Chapter Twenty-Two
The joint cracked almost immediately.
In Antioch, Cephas ate with the Gentile believers. He sat at their tables and shared their bread and laughed with them and showed no hesitation. Then men came from Ya’akov—or claiming to come from Ya’akov, which was not the same thing—and Cephas withdrew. He separated himself. He stopped eating with the Gentiles.
Sha’ul was furious. He confronted Cephas publicly, in front of the entire Antioch community. He called it hypocrisy. He said Cephas was compelling the Gentiles to live like Jews by the force of his withdrawal.
Ya’akov heard about this secondhand, the way he heard about most things that happened beyond the walls of Yerushalayim. The report troubled him. Not because Sha’ul was wrong about Cephas’s inconsistency—he wasn’t—but because the confrontation revealed a fracture that the Jerusalem Council had papered over without fully mending.
The fracture was this: Ya’akov and Sha’ul agreed that Gentile believers did not need to become Jews. But they did not agree on what that meant for Jewish believers. Ya’akov believed that Jewish followers of Yeshua should continue to keep Torah—all of it, circumcision, dietary laws, Shabbat, the festivals. This was not legalism. This was faithfulness. The Torah was not a cage.

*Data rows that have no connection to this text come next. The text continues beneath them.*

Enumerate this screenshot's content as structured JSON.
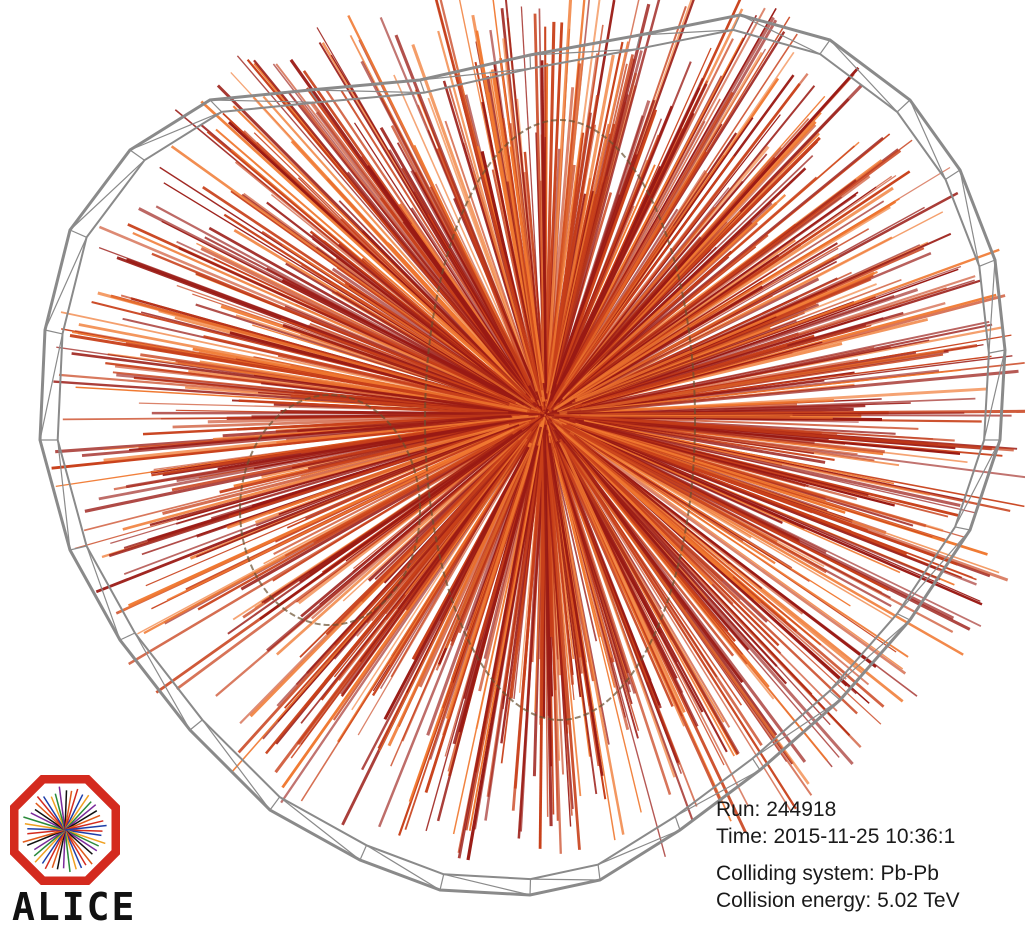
{
  "event_display": {
    "colors": {
      "track_dark": "#9a1a14",
      "track_mid": "#c8401a",
      "track_light": "#f07830",
      "detector_outline": "#8a8a8a",
      "inner_ring": "#6a5030"
    },
    "logo": {
      "word": "ALICE",
      "frame_color": "#d42a1e"
    },
    "info": {
      "run": "Run: 244918",
      "time": "Time: 2015-11-25 10:36:1",
      "system": "Colliding system: Pb-Pb",
      "energy": "Collision energy: 5.02 TeV"
    }
  }
}
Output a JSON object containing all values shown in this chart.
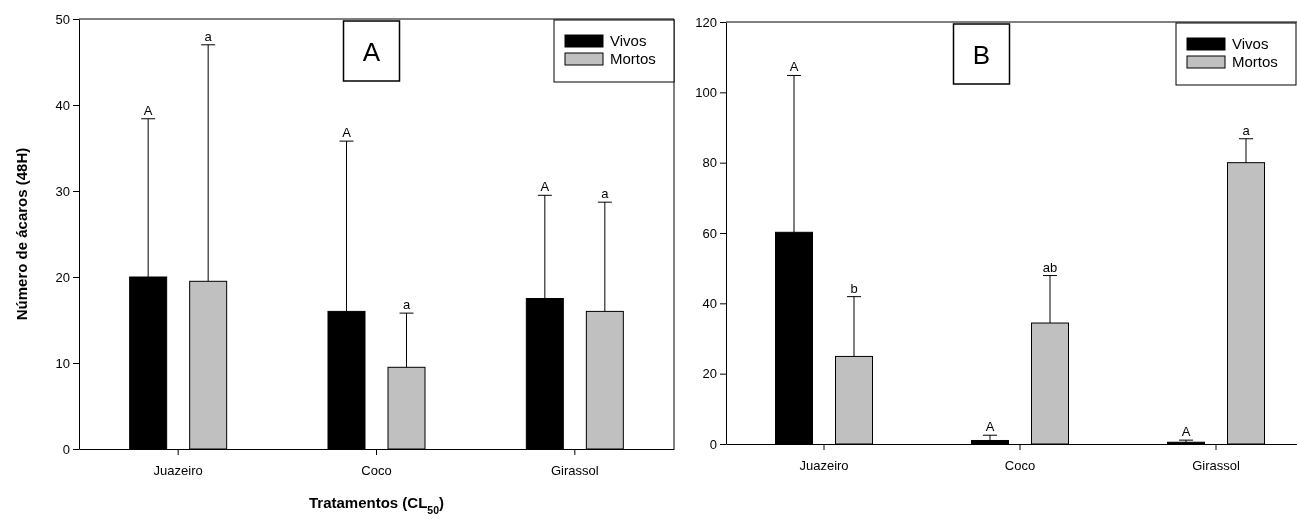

It was the shape of a life lived in response to God’s covenant. Yeshua himself had kept Torah. Ya’akov would not abandon what his brother had honored.
Sha’ul saw Torah differently. For Sha’ul, the coming of Yeshua had changed the fundamental relationship between the believer and the law. Torah was not abolished, but it was fulfilled—completed, brought to its intended destination. The law pointed to the Messiah. Now that the Messiah had come, the pointer was no longer the main thing. This was a brilliant theological insight. It was also, to Ya’akov’s ears, dangerously close to saying the Torah no longer mattered.
They did not hate each other. Ya’akov would make this clear to anyone who asked, then and later. Sha’ul called him a pillar of the community. Ya’akov extended to Sha’ul the right hand of fellowship. They agreed on the essential thing—that Yeshua was the Messiah, that he had died and risen, that the world was forever changed by what God had done. They disagreed on the shape of faithfulness in the world that remained.
It was the kind of disagreement that families have. Ya’akov knew something about those.
* * *
His mother died in the quiet way she had lived—without spectacle, without drama, with her sons around her and the Shema on her lips.
She had grown old in Yerushalayim. Yohanan had kept his promise—or rather, had kept Yeshua’s charge—and cared for her. But she was Ya’akov’s mother, and in the last years she had drawn closer to him again, the way a river returns to its original course after the floodwaters recede. She attended the gatherings. She broke bread with the community. She said very little about her eldest son, but when she did speak of him, it was without the grief Ya’akov expected. She spoke of him the way you speak of someone who has gone on a journey and will be back.
On her last morning, she took Ya’akov’s hand. Her grip was still strong—the hands of a woman who had ground grain and kneaded dough and mended clothes for a household of seven children.
“You were always the steady one,” she said.
“I was the stubborn one,” he said.
“Same thing.” She smiled. It was the smile he remembered from the workshop doorway—Miriam standing in the light, watching her boys work, knowing something she would not say.
“I should have believed sooner,” he said. He had said it before. He would probably say it until he died.
“You believed when you were ready,” she said. “That is all God asks of anyone.”
She closed her eyes. Her lips moved. He leaned close and heard the words, barely a breath:
Shema Yisra’el, Adonai Eloheinu, Adonai Echad.
The same prayer. The same six words. Yosef had said them at dawn in Natzeret. Ya’akov had said them alone after his father died. The hundred and twenty had said them at Shavuot when the Spirit fell. And now Miriam said them as she left, the last word a sigh, the sigh becoming silence, the silence becoming the thing the prayer had always been reaching toward.
Ya’akov held her hand until it cooled. Then he washed her body according to the law, and wrapped her in clean linen, and buried her in the earth of Yerushalayim, not far from the place where her firstborn son had been buried and had risen.